Suara.com - Pemerintah dalam hal ini Kementerian Komunikasi dan Informatika didesak untuk menutup sementara aplikator taksi daring hingga pihak aplikator memiliki standar yang menjamin keamanan dan keselamatan baik pengemudi maupun penumpang.
"Pemerintah harus melindungi konsumen taksi daring. Dengan makin banyaknya tindakan kriminal di taksi daring, sebaiknya pemerintah menutup sementara aplikator taksi daring yang bermasalah sampai pihak aplikator dapat menunjukkan cara melindungi pengemudi dan pengguna dari upaya tindakan kriminal," kata Pengamat Transportasi Universitas Soegijapranata Djoko Setijowarno dalam keterangannya di Jakarta, Kamis (26/4/2018).
Pernyataan tersebut menanggapi kasus penyekapan yang menimpa pengemudi taksi daring oleh penumpang di Tambora, Jakarta Utara, pada Senin (23/4/2018).
"Jika pemerintah tidak tegas, kejadian serupa pasti akan terulang. Tinggal tunggu waktunya kapan akan terjadi," katanya.

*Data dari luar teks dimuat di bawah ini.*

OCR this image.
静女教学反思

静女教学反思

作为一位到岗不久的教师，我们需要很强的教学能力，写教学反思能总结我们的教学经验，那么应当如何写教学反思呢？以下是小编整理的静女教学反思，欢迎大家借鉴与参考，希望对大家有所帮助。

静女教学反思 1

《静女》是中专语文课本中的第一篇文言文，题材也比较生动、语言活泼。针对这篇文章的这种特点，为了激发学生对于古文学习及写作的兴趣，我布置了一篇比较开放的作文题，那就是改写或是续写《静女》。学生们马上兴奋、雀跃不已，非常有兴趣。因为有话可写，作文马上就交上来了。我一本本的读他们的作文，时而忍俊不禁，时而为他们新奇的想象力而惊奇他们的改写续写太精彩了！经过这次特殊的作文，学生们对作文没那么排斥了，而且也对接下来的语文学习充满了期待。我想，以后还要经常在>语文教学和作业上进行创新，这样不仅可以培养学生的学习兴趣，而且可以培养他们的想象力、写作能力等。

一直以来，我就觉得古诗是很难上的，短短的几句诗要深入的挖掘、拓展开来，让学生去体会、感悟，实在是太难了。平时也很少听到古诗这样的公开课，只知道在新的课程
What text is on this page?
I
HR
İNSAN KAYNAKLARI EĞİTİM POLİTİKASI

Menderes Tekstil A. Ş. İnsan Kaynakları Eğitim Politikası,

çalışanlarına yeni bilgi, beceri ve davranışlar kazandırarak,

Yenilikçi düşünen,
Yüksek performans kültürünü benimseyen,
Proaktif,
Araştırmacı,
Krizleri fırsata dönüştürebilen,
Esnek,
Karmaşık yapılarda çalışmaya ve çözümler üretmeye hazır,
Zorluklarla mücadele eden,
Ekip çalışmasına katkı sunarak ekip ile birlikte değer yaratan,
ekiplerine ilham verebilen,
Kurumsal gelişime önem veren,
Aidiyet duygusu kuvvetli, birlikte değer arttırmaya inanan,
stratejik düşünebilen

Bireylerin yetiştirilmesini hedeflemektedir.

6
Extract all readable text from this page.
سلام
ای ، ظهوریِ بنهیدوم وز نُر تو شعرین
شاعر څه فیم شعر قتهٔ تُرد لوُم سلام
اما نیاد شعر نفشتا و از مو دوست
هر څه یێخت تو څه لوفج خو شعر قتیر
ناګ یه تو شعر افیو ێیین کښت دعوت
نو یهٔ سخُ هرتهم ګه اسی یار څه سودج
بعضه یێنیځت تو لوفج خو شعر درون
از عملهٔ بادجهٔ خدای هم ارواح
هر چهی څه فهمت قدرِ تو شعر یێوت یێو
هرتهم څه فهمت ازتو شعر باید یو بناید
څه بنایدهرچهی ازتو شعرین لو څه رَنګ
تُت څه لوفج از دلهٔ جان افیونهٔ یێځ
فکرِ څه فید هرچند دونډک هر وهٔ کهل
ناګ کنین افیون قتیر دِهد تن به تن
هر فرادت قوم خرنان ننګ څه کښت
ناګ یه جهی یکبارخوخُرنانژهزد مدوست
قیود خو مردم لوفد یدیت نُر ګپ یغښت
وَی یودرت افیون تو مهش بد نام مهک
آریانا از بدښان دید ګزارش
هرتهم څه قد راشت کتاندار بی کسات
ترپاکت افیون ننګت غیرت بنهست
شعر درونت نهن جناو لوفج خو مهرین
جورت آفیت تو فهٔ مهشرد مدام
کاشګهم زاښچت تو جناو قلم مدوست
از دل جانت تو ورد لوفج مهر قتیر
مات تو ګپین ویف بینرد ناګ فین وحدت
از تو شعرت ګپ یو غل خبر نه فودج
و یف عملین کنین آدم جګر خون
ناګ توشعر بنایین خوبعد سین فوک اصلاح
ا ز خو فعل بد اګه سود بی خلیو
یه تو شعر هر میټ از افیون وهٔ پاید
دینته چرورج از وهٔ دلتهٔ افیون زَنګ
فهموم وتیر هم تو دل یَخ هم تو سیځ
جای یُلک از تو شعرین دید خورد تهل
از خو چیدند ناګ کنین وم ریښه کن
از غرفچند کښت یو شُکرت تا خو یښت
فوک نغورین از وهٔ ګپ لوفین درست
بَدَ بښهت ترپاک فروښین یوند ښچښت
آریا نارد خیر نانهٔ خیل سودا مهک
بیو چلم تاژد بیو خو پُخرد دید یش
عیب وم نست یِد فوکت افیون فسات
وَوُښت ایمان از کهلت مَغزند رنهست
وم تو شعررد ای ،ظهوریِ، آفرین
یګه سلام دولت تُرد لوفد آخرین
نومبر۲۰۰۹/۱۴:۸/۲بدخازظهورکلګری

Kejadian kriminal juga terjadi pada penumpang taksi daring Grab, Yun Siska Rohani yang dibunuh oleh oknum yang diduga pengemudi taksi di wilayah Bogor.
Djoko menjelaskan standar keamanan usaha taksi sudah diatur oleh pemerintah, tetapi untuk taksi daring belum diatur karena hingga kini urusan taksi daring belum selesai.
Padahal, menurut dia, taksi daring sangat rentan terhadap gangguan keselamatan baik pengemudi maupun penumpang.
Peraturan Menteri Perhubungan Nomor 46 Tahun 2014 tentang Standar Pelayanan Minimal Angkutan Orang dengan Kendaraan Bermotor Umum Tidak Dalam Trayek sudah mengatur sistem keamanan menggunakan taksi.
Jenis SPM untuk keamanan, pertama ada tanda pengenal pengemudi, berupa seragam dan kartu identitas pengemudi yang digunakan selama mengoperasikan kendaraan.
Kemudian kartu pengenal pengemudi yang dikeluarkan oleh perusahaan taksi dan ditempatkan di "dashboard" mobil.